Batut,B. et al. (2013) In silico experimental evolution: a tool to test evolutionary scenarios. BMC Bioinfo, 14, S11.

Bentkowski,P. et al. (2015) A Model of Genome Size Evolution for Prokaryotes in Stable and Fluctuating Environments. Genome Biol Ev, 7, 2344–2351.

Crombach,A. and Hogeweg,P. (2008) Evolution of Evolvability in Gene Regulatory Networks. PLoS Comp Biol, 4, e1000112.

Earl,D.J. and Deem,M.W. (2004) Evolvability is a selectable trait. Proc Nat Aca Sci, 101, 11531–11536.

Fischer,S. et al. (2014) A Model for Genome Size Evolution. Bulletin of Mathematical Biology, 76, 2249–2291.

Kashtan,N. and Alon,U. (2005) Spontaneous evolution of modularity and network motifs. Proceedings of the National Academy of Sciences of the United States of America, 102, 13773–13778.
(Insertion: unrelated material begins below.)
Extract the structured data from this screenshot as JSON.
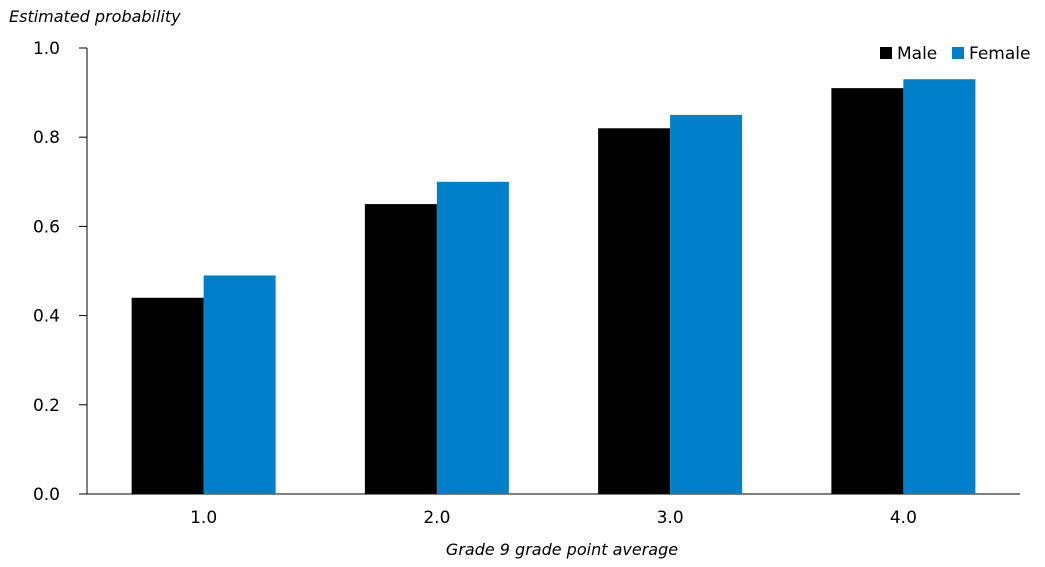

Kashtan,N. et al. (2007) Varying environments can speed up evolution. Proceedings of the National Academy of Sciences, 104, 13711–13716.

Knibbe,C. et al. (2007) A Long-Term Evolutionary Pressure on the Amount of Noncoding DNA. Mol Biol Evol, 24, 2344–2353.

Lipson,H. et al. (2002) On the origin of modular variation. Evolution, 56, 1549–1556.

Parter,M. et al. (2007) Environmental variability and modularity of bacterial metabolic networks. BMC Evol Biol, 7, 169.